Iron.io incident

AWS S3 is down now causing job processing issues... stand by please while we try and reroute around it

Iron.io experienced a major incident on February 28, 2017 affecting IronWorker Dedicated and IronWorker Public, lasting 5h 19m. The incident has been resolved; the full update timeline is below.

Started: Feb 28, 2017, 05:57 PM UTC
Resolved: Feb 28, 2017, 11:16 PM UTC
Duration: 5h 19m
Detected by Pingoru: Feb 28, 2017, 05:57 PM UTC

Affected components

IronWorker DedicatedIronWorker Public

Update timeline

identified Feb 28, 2017, 05:57 PM UTC

The issue has been identified and a fix is being implemented.
identified Feb 28, 2017, 05:57 PM UTC

https://news.ycombinator.com/item?id=13755673
identified Feb 28, 2017, 06:08 PM UTC

Reported S3 issues in US-East: https://status.aws.amazon.com/ Trying to bypass their S3 service completely. We will build around it in the future.
identified Feb 28, 2017, 08:02 PM UTC

We are considering bypassing s3 but even then, Docker hub is down and would block any Upstream updating of code packages as they are all built with Docker.
identified Feb 28, 2017, 08:48 PM UTC

Unfortunately the issue has now cascaded to over 45 AWS services causing unrecoverable issues upstream. At this point, we have to wait on AWS and then begin a fully multi-cloud initiative.
identified Feb 28, 2017, 08:58 PM UTC

Update from AWS. We are quickly trying to restore our services as well: Update at 12:52 PM PST: We are seeing recovery for S3 object retrievals, listing and deletions.

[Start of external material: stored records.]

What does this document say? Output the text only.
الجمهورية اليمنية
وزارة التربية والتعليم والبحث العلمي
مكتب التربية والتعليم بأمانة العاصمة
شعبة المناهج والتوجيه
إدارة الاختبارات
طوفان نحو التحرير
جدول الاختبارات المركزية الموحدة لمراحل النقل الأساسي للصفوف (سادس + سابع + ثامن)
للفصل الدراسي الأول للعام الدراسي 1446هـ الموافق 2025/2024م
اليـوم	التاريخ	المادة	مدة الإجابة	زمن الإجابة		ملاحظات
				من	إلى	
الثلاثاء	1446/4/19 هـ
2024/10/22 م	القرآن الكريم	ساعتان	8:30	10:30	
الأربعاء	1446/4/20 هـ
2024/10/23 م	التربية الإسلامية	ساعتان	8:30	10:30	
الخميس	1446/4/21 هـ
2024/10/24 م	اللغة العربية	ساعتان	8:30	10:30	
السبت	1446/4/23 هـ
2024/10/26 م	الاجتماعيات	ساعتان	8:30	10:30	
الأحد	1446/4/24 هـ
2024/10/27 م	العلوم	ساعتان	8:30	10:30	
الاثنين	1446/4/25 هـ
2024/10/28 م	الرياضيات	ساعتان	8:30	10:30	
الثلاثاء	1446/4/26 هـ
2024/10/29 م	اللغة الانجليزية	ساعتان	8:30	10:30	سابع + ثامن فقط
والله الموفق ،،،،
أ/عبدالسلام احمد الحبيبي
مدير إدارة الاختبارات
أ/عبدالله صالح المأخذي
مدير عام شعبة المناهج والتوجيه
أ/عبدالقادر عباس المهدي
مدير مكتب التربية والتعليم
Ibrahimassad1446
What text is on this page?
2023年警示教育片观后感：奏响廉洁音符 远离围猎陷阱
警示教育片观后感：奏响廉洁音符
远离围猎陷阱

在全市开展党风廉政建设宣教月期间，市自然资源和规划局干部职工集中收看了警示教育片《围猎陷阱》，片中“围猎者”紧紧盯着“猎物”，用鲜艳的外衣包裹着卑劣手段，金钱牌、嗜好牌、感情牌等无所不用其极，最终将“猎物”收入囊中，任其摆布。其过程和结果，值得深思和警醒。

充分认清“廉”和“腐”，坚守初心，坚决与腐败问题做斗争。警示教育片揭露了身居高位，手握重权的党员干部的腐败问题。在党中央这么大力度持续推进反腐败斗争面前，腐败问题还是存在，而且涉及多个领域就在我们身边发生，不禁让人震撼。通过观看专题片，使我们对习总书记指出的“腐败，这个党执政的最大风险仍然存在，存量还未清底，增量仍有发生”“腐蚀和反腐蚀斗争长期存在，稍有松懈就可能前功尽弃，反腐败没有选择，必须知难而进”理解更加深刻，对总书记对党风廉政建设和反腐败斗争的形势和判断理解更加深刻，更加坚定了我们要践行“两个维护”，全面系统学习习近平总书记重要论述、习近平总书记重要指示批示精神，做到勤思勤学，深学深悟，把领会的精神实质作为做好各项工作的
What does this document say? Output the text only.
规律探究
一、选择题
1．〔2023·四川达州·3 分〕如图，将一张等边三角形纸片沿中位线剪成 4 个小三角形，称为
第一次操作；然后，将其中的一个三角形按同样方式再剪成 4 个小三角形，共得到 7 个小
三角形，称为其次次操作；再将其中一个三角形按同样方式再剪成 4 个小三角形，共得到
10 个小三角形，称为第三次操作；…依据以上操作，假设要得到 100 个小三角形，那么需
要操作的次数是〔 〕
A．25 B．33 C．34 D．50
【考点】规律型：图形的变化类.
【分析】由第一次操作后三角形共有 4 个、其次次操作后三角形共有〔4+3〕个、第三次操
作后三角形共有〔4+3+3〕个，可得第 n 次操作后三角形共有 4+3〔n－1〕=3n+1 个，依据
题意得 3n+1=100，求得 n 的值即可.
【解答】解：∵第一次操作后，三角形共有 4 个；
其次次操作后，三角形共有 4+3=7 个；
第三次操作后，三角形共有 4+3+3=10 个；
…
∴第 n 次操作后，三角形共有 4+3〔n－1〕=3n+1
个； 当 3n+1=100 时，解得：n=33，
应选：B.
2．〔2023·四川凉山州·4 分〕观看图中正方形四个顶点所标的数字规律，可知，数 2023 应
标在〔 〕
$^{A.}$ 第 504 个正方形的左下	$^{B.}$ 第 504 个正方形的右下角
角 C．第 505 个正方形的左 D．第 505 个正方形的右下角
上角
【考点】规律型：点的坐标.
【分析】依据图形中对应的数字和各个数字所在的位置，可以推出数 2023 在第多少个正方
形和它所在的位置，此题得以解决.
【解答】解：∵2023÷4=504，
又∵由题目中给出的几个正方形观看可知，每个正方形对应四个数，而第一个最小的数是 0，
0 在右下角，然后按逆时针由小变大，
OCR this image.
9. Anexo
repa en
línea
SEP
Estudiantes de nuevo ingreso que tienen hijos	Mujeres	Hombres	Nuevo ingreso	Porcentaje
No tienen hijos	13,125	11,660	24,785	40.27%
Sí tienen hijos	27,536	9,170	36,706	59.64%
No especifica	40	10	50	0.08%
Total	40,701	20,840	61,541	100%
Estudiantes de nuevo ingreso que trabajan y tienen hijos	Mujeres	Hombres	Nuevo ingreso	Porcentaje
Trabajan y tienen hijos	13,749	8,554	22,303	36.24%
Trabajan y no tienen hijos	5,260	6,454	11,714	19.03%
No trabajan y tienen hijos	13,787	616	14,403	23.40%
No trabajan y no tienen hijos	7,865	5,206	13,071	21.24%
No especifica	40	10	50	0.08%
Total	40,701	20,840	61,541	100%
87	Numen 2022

We continue to work on recovery for adding new objects to S3 and expect to start seeing improved error rates within the hour.
identified Feb 28, 2017, 08:59 PM UTC

We see jobs going through again... none should be lost but they will be queued up since the issues started this morning.
identified Feb 28, 2017, 09:32 PM UTC

We are now seeing recovery of IronWorker and working through backlogs of jobs.
monitoring Feb 28, 2017, 09:54 PM UTC

Job processing is almost fully up to speed again. It may take awhile to get through the backlog of jobs.
resolved Feb 28, 2017, 11:16 PM UTC

The system has now almost fully caught up. We're continuing to scan for any residual jobs that may have not run but all should have ran, or be queued up to run shortly. Thank you for your patience as AWS recovered their core services. We will be evaluating options of running core iaas outside of AWS.